The whole process is detailed in Core Data Model Versioning and Data Migration Programming Guide
I've been doing a fair amount of work with Couch DB in my spare time recently and really enjoy using it. I find it to be much more flexible than using a relational database, but it's not without it's disadvantages.
One big disadvantage is the lack of dynamic queries / view generation... So you have to do a fair amount of work in planning and justifying your views, as you can't put that logic into your application code as you might do with SQL.
For example, I wrote a login scheme based on a JSON document template that looked a little bit like this:
{
"_id": "blah",
"type": "user",
"name": "Bob",
"email": "bob#theaquarium.com",
"password": "blah",
}
To prevent the creation of duplicate accounts, I wrote a very basic view to generate a list of user names to lookup as keys:
emit(doc.name, null)
This seemed reasonably efficient to me. I think it's way better than dragging out an entire list of documents (or even just a reduced number of fields for each document). So I did exactly the same thing to generate a list of email addresses:
emit(doc.email, null)
Can you see where I'm going with this question?
In a relational database (with SQL) one would simply make two queries against the same table. Would this technique (of equating a view to the product of an SQL query) be in some way analogous?
Then there's the performance / efficiency issue... Should those two views really be just one? Or is the use of a Couch DB view with keys and no associated value an effective practice? Considering the example above, both of those views would have uses outside of a login scheme... If I ever need to generate a list of user names, I can retrieve them without an additional overhead.
What do you think?
First, you certainly can put the view logic into your application code - all you need is an appropriate build or deploy system that extracts the views from the application and adds them to a design document. What is missing is the ability to generate new queries on the fly.
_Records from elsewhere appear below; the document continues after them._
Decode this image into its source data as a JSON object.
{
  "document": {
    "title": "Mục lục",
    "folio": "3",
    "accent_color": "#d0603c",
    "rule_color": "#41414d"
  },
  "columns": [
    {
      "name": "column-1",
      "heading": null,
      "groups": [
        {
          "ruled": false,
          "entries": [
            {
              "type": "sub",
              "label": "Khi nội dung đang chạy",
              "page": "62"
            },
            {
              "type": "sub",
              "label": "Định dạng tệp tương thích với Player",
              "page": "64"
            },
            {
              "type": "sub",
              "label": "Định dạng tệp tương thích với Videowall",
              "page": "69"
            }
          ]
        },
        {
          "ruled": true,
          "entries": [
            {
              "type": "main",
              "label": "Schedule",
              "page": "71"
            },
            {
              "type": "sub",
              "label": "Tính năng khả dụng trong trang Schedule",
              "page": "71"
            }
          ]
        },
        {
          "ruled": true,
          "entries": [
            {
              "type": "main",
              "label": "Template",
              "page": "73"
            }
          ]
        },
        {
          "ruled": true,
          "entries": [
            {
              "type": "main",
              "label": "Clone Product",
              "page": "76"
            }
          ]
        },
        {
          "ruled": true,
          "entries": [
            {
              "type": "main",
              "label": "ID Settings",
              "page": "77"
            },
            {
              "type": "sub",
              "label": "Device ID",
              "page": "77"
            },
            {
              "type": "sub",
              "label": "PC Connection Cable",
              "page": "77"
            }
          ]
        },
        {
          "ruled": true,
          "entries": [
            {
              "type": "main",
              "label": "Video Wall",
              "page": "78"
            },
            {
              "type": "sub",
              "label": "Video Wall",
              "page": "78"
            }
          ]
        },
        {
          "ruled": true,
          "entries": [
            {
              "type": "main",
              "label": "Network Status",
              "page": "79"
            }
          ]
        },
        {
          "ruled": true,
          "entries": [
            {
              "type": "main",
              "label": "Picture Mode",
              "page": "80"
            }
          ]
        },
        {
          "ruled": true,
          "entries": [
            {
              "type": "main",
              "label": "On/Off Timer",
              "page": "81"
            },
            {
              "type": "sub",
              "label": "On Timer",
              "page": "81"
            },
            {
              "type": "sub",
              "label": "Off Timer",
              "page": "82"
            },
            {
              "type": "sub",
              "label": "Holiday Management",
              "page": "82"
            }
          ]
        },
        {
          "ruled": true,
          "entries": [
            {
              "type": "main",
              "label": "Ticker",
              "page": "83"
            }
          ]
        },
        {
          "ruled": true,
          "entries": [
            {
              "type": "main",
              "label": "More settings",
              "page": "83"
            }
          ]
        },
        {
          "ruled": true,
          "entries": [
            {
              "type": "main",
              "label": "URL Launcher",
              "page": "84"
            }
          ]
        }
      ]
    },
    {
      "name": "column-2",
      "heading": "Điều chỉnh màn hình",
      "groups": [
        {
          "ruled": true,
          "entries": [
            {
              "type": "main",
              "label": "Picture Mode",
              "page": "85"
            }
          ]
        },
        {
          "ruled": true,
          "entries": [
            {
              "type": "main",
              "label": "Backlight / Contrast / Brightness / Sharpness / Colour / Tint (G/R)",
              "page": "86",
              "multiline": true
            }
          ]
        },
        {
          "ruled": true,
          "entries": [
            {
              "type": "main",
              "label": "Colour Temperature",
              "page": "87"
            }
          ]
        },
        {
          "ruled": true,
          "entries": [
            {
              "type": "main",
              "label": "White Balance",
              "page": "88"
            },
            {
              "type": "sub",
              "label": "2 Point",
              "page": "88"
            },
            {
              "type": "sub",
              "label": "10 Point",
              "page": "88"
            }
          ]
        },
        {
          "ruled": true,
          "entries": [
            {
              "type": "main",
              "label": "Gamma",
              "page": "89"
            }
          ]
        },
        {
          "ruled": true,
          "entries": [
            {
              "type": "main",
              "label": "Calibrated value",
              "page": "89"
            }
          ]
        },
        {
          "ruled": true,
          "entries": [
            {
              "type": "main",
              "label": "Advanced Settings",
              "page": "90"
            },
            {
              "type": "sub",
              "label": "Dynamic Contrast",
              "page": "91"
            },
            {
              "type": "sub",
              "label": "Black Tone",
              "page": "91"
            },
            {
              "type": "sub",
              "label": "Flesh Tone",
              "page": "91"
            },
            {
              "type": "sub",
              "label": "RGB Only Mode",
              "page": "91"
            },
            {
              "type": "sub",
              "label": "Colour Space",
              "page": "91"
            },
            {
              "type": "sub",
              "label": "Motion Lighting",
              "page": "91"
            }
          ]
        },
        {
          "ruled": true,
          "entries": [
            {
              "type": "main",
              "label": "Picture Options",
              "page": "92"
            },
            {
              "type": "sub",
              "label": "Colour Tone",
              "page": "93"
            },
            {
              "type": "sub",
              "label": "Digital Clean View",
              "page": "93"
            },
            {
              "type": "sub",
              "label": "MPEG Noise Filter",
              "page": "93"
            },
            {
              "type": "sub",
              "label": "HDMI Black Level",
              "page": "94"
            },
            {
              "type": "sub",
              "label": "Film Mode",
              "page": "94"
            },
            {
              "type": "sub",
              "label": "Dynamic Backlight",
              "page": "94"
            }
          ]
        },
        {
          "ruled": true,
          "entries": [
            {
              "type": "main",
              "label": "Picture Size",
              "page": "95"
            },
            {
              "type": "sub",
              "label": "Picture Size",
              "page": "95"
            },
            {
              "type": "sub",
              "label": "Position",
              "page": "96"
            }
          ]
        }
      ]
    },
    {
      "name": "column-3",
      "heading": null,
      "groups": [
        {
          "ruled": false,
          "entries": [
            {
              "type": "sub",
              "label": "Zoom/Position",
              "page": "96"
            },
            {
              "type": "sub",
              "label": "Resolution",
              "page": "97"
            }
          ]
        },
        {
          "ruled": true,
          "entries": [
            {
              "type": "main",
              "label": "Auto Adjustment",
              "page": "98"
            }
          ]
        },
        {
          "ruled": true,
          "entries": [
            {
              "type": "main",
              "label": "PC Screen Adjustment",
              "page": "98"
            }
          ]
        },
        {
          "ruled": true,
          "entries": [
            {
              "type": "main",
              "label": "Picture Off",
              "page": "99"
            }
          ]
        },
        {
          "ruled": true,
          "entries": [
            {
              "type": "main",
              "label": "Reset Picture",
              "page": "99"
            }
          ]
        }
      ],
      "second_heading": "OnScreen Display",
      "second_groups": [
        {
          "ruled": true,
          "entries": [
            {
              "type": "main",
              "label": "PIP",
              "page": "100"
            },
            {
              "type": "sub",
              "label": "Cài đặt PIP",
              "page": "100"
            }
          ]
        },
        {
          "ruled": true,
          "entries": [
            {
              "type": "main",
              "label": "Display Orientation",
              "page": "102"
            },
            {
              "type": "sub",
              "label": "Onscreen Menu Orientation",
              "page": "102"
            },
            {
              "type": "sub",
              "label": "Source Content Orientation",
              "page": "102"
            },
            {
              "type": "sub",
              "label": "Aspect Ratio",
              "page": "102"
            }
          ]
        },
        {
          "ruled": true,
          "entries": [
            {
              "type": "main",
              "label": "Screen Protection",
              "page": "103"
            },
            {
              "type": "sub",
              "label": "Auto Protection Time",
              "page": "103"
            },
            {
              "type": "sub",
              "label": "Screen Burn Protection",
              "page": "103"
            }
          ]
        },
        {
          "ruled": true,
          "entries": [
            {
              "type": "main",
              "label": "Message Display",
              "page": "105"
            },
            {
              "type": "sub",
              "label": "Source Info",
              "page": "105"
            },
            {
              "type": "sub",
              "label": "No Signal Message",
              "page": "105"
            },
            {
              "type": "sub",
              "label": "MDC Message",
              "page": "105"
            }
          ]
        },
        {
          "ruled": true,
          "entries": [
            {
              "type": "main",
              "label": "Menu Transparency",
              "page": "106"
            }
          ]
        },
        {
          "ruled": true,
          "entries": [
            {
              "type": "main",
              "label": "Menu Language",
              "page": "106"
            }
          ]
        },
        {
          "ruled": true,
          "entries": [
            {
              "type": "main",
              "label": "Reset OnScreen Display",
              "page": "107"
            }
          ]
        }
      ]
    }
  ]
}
Your emit(doc.field,null) approach certainly isn't surprising or unusual. In fact, it is the usual pattern for "find document by field" queries, where the document is extracted using include_docs=true. There is also no need to mix the two views into one, the only performance-related decision is whether the two views should be placed in the same design document: all views in a design document are updated when any of them is accessed.
Of course, your approach does not actually guarantee that the e-mails are unique, even if your application tries really hard. Imagine the following circumstances with two client applications A and B:
A: queries view, determines that `test#email.com` does not exist.
B: queries view, determines that `test#email.com` does not exist.
A: creates account with `test#email.com`
B: creates account with `test#email.com`
This is a rare occurrence, but nonetheless possible. A better approach is to keep documents that use the email address as the key, because access to single documents is transactional (it's impossible to create two documents with the same key). Typical example:
{
_id: "test#email.com",
type: "email"
user: "000000001"
}
{
_id: "000000001",
type: "user",
email: "test#email.com",
firstname: "Test",
...
}
EDIT: a reservation pattern only works if two clients attempting to create an account for a given e-mail will reliably try to access the same document. If you randomly generate a new identifier, then client A will create and reserve document XXXX while client B will create and reserve document YYYY, and you will end up with two different documents that have the same e-mail.
Again, the only way to perform a transactional "check if it exists, create if it does not" operation is to have all clients alter a single document.